I definitely see a trend Anatol ... so you now don't like the Wycross comparison anymore?
As to the "crap" about adjoining acres.... do you not recall Penn Virginia (PVA) and its acquisition of acreage from MHR
easy to find: http://www.slideshare.net/PennVirginiaCorp/pva-eagle-ford-acquisition-18109352
This presentation by PVA goes over the "Strategic Rational"
Slide 3 talks about Transaction Value - guess what, it doesn't fluff about on $$$/acre. It talks about REAL VALUE as in the 1P Reserves, the BOEPD of production and actual earnings it generates.
Slide 4 reference "adjacent acreage" as part of the strategic rational for the acquisition. Apparently some very large shale E&P think that's important.
Anyway, what's this about predictions? The entire "Success Shares" issuance is predicated on prediction of EUR.
Of course D&C costs come down as the operator drills and understands his acreage (factory). But you are comparing against EOG and MRO and such who are all running multiple rigs year round.
EOG even owns a frac sand plant and reduces its completion costs considerably.
And while you may bold and use large font for
"The production technology is getting better by longer horizontal lateral drilling (allows drilling of less wells on the same acreage) and more proppant usage (allows more oil recovery)"

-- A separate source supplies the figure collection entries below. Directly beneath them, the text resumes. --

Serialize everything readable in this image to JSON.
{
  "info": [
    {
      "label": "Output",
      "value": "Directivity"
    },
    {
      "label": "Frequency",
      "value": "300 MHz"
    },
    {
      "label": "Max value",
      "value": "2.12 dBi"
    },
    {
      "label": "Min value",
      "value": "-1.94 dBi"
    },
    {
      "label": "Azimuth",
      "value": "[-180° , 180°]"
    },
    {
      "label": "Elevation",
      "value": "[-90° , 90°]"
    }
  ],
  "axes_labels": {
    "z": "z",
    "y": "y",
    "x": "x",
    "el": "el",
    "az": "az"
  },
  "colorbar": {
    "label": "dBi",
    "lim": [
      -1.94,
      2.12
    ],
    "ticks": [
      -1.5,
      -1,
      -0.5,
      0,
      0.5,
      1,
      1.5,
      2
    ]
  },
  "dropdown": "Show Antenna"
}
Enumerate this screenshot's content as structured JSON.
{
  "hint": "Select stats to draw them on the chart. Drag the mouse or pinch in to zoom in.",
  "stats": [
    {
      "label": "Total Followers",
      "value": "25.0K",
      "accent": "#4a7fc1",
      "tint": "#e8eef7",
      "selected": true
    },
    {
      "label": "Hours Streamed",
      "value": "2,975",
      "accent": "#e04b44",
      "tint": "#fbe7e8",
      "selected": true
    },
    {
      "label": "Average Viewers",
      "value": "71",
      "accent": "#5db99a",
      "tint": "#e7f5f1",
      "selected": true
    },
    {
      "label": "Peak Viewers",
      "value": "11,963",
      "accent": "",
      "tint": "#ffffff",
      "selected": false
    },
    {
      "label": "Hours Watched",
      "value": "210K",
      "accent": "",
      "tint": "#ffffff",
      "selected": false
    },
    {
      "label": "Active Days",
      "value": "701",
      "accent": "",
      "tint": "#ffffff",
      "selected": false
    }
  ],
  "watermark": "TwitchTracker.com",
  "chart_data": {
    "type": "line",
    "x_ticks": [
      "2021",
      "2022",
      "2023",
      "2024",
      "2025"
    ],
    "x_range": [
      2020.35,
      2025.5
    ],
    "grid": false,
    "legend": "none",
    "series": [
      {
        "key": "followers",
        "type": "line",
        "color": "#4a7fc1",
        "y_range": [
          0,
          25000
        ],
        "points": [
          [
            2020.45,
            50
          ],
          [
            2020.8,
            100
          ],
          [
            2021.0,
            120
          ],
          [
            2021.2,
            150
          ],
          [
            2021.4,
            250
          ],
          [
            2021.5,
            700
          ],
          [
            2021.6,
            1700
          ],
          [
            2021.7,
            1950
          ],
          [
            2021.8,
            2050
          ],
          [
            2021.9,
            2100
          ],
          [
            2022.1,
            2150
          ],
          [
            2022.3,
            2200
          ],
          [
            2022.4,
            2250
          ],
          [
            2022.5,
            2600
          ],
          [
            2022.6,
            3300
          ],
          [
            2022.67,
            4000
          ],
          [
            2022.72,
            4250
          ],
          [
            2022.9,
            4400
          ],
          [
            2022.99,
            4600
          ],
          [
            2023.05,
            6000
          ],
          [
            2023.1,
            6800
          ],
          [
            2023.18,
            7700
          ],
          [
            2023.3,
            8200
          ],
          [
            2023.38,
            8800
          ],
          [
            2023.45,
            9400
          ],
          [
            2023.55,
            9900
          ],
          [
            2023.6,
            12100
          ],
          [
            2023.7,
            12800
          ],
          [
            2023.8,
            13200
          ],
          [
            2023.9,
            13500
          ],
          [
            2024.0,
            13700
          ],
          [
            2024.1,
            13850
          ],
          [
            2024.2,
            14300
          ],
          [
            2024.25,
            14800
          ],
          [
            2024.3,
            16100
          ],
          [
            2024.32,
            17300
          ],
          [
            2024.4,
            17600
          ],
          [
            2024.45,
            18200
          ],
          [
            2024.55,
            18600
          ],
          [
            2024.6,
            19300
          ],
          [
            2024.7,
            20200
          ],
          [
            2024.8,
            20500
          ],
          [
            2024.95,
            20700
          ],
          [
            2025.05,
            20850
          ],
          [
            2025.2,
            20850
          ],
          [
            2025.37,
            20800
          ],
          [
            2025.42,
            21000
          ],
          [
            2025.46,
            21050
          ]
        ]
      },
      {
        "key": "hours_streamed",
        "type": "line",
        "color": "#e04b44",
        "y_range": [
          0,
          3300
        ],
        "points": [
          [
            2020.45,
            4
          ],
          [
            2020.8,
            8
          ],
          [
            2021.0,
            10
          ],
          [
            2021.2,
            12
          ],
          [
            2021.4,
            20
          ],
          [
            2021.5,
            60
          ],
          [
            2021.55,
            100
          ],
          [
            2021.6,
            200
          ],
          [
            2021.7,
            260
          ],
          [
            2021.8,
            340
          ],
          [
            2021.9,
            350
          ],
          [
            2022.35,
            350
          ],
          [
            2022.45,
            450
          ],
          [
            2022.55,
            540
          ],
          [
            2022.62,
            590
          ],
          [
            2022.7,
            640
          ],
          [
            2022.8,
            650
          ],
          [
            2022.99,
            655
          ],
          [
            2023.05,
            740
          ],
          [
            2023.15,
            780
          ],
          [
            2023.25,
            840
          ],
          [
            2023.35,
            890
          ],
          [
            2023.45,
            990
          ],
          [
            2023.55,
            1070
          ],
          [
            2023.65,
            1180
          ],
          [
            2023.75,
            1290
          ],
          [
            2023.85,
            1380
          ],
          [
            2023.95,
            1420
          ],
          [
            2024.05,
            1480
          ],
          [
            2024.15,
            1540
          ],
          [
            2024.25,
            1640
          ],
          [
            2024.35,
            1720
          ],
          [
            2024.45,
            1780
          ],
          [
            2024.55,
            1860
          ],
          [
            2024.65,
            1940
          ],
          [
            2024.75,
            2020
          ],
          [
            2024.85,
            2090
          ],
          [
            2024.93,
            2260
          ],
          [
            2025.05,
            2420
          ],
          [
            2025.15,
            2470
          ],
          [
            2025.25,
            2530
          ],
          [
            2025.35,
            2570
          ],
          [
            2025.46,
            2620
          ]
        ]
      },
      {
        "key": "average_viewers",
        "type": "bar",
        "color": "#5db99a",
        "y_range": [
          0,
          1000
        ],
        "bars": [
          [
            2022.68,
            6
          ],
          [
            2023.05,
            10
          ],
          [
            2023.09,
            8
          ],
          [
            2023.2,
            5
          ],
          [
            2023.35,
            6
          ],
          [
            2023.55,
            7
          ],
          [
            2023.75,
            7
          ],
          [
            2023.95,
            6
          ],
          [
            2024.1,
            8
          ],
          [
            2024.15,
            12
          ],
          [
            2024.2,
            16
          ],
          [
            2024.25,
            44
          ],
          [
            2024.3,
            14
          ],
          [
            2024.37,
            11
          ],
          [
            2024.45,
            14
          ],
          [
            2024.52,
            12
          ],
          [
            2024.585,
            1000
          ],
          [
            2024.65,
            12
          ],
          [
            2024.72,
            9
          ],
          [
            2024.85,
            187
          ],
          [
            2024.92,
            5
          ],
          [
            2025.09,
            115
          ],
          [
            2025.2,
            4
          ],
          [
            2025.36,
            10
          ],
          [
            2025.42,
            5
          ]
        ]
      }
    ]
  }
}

that is not universally true. Since we are quoting EOG:
"In recent months, says Papa, EOG has come to the conclusion that instead of the “longer, skinnier” fracks that it had been drilling into the Eagle Ford, it’s now moving toward “shorter, fatter fracks” that reach a radius of just 300 feet from the wellbore, but completely pulverize all the rock in the area. A tighter radius means you can fit more wells in a given field and hopefully get more oil out — boosting that all-important recovery rate."